A recent commented affiliated with one of the major players in gay advocacy said this:
I have come to believe that Sue isn't really interested in the very difficult & complicated work that needs to be done to achieve progressive change. Instead, she mainly seems interested in creating controversy & causing division in an attempt to garner attention for her blog.
Then he emailed me and said that there are no hard feelings. Really? Cause this is pretty harsh. It is one thing to say I'm playing some sort of dilletante dance with blogging for attention and quite another to say I don't grasp the nuances of progressive change. So, yeah, I have some hard feelings. I'm not even doing such a great job of garnering attention given that my blog stats have been pretty consistent for over a year now. Sure a scandal generates a little spike here and there, but really… the same few people come to read me. I've had three prominent local folks tell me they read about my blog when I'm quoted on other blogs. 🙂
If you've been reading, you know the status quo with the Mayor's Advisory Committee and the County work on domestic partner benefits and the HRC ordinance. Clearly, frustrating. Not so clearly, anger inducing. It makes me angry that organizers based in Philly and Harrisburg roll into Pittsburgh for a meeting or two and leave us with half-fulfilled promises. Then they expect us to jump when its time to load up the buses. It is tough to swallow when someone says you don't know what you are doing and then asks for your “list of bloggers” that you've compiled after three years in the trenches. It isn't my responsibility to provide media lists for organizations that have access to computers, internet connections and blogrolls.

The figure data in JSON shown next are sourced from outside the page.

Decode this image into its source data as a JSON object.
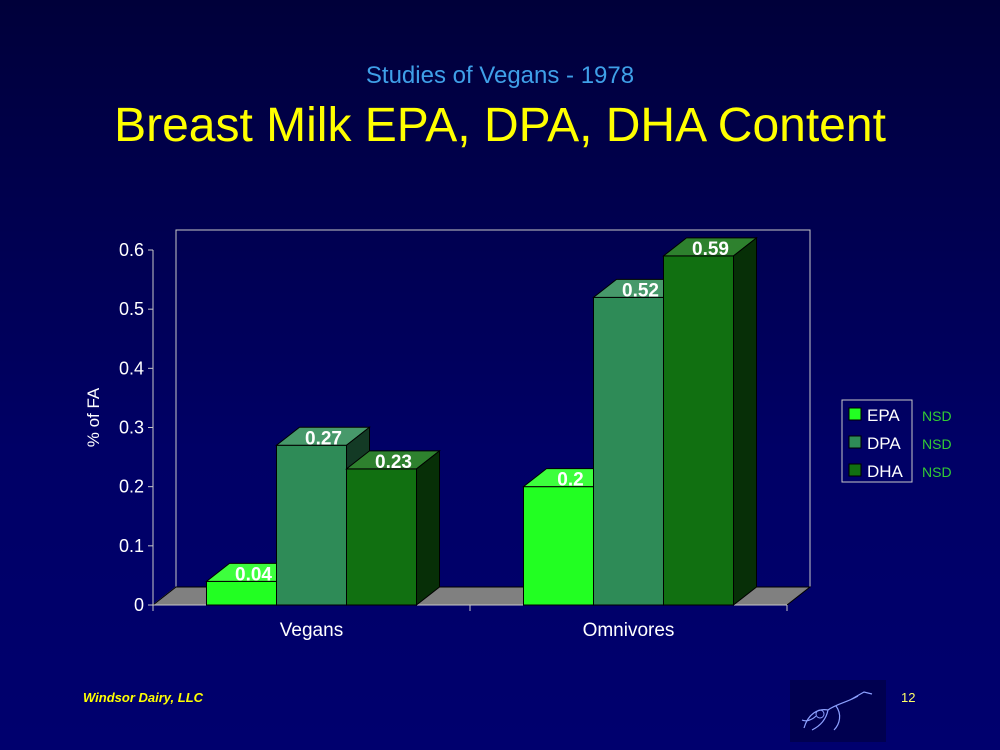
{
  "slide": {
    "subtitle": "Studies of Vegans - 1978",
    "title": "Breast Milk EPA, DPA, DHA Content",
    "footer": "Windsor Dairy, LLC",
    "page_number": "12"
  },
  "chart_data": {
    "type": "bar",
    "style": "3d-clustered",
    "categories": [
      "Vegans",
      "Omnivores"
    ],
    "series": [
      {
        "name": "EPA",
        "values": [
          0.04,
          0.2
        ],
        "color": "#22ff22",
        "note": "NSD"
      },
      {
        "name": "DPA",
        "values": [
          0.27,
          0.52
        ],
        "color": "#2e8b57",
        "note": "NSD"
      },
      {
        "name": "DHA",
        "values": [
          0.23,
          0.59
        ],
        "color": "#117011",
        "note": "NSD"
      }
    ],
    "data_labels": [
      "0.04",
      "0.27",
      "0.23",
      "0.2",
      "0.52",
      "0.59"
    ],
    "ylabel": "% of FA",
    "xlabel": "",
    "ylim": [
      0,
      0.6
    ],
    "yticks": [
      "0",
      "0.1",
      "0.2",
      "0.3",
      "0.4",
      "0.5",
      "0.6"
    ],
    "legend_position": "right",
    "note_color": "#33cc33",
    "grid": false
  }
}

It is tough to read on Facebook that people are going to gay roller derby, but don't have time to send out a press release. Or be on the receiving end of a series of drunk emails because I refuse to toe anyone else's line. Drunk emails are fun. When you are 22, not 38. It it tough that people who are clearly angry at me for having an opinion still talk with me and try to justify things. I don't care if I know the rest of the story, as Paul Harvey would say, I care if you know at least some of the story. My hands are tied by promises of staying “off the record.” (For the record, I removed people from my list of Facebook friends that insult me in real life, but want to network with me.)

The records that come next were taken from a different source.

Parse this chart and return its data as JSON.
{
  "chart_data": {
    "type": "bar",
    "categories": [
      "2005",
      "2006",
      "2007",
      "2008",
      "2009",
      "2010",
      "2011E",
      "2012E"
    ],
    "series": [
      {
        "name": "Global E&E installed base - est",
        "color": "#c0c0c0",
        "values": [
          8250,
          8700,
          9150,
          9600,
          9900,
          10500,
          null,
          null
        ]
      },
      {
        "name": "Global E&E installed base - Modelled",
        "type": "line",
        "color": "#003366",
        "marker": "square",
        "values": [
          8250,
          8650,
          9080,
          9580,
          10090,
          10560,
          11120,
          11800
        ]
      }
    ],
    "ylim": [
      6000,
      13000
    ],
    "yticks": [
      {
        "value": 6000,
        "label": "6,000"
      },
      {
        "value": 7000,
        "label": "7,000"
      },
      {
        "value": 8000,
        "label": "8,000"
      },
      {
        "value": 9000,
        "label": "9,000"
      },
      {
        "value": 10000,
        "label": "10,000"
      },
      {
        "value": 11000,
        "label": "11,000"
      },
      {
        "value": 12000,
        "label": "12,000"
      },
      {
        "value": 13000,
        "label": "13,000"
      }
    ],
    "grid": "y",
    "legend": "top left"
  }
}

It is just tough that I think I actually have something to offer, but I'm repeatedly slammed for thinking outside the box and asking uncomfortable questions.
While a statewide non-discrimination bill is a great idea, I just don't think Pittsburgh wins by taking the pressure and resources away from local efforts and pouring them into the state. We may get civil protections, but we also don't have domestic partner benefits in our County and I don't see any of the power players in Democrat politics doing anything about that. Would it really be that hard to convince Dan Onorato to reconsider that one? Really? You can get the farmers from mid-state to protect me from employment discrimination, but I can't get a job at the County? Come on.

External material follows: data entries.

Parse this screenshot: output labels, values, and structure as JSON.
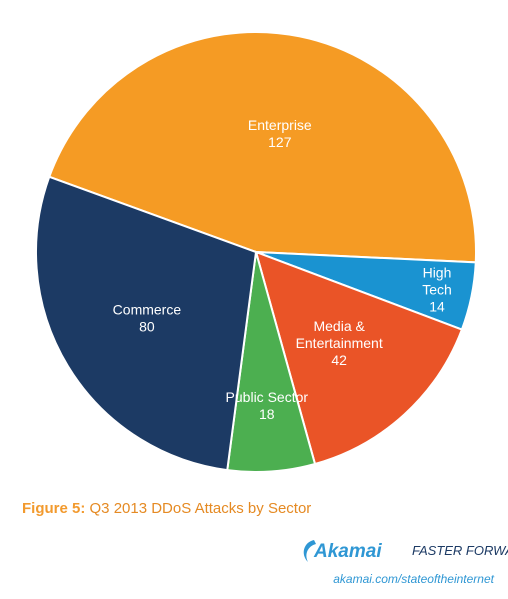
{
  "chart_data": {
    "type": "pie",
    "title": "",
    "categories": [
      "Enterprise",
      "High Tech",
      "Media & Entertainment",
      "Public Sector",
      "Commerce"
    ],
    "values": [
      127,
      14,
      42,
      18,
      80
    ],
    "labels": [
      [
        "Enterprise",
        "127"
      ],
      [
        "High",
        "Tech",
        "14"
      ],
      [
        "Media &",
        "Entertainment",
        "42"
      ],
      [
        "Public Sector",
        "18"
      ],
      [
        "Commerce",
        "80"
      ]
    ],
    "colors": [
      "#f59b24",
      "#1a93d1",
      "#ea5427",
      "#4caf50",
      "#1c3a64"
    ],
    "start": "top-right, clockwise"
  },
  "caption": {
    "prefix": "Figure 5:",
    "title": "Q3 2013 DDoS Attacks by Sector"
  },
  "brand": {
    "logo_text": "Akamai",
    "tagline": "FASTER FORWARD",
    "url": "akamai.com/stateoftheinternet"
  }
}
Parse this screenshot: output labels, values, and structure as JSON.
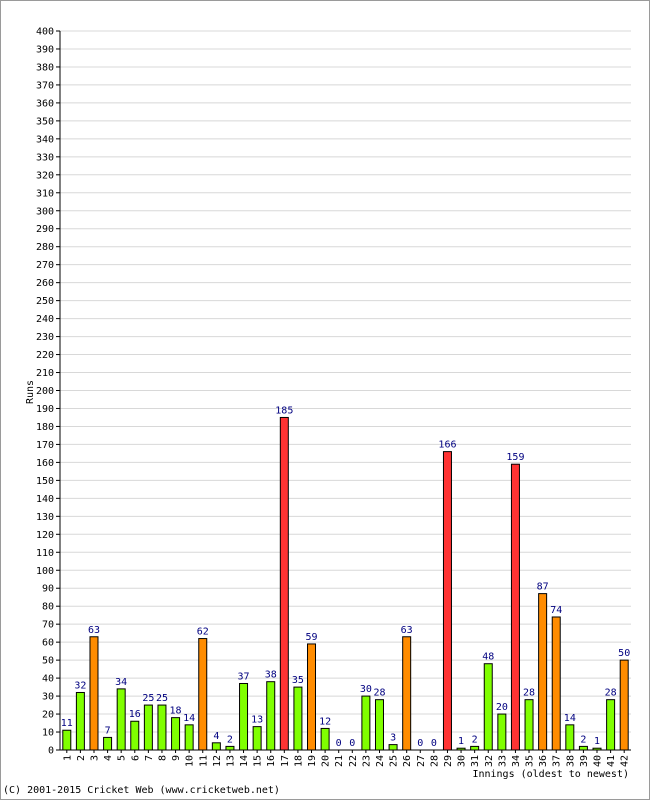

It might just be nice if we could have one baby step here in Pittsburgh. Just one. If someone could follow through and get something accomplished before adding on yet another round of phone calls and letters and rallies and so forth then leaving us completely to our own devices for months on end while they “handle” the behind the scenes stuff. Because we are apparently untrustworthy when it comes to knowing that behind the scenes stuff is happening. I mean I know it, but I can't tell you about it.
Maybe the disaster that was the Proposition 8 campaign has taught us a few things about making sure our leaders are accountable to us. Maybe not.
Either way, I'm still feeling uneasy about the convergence of all these non-accomplishments. I'm not sure that Rocking the Dome is the best way to go. I could be wrong, but that's just where I'm at right now.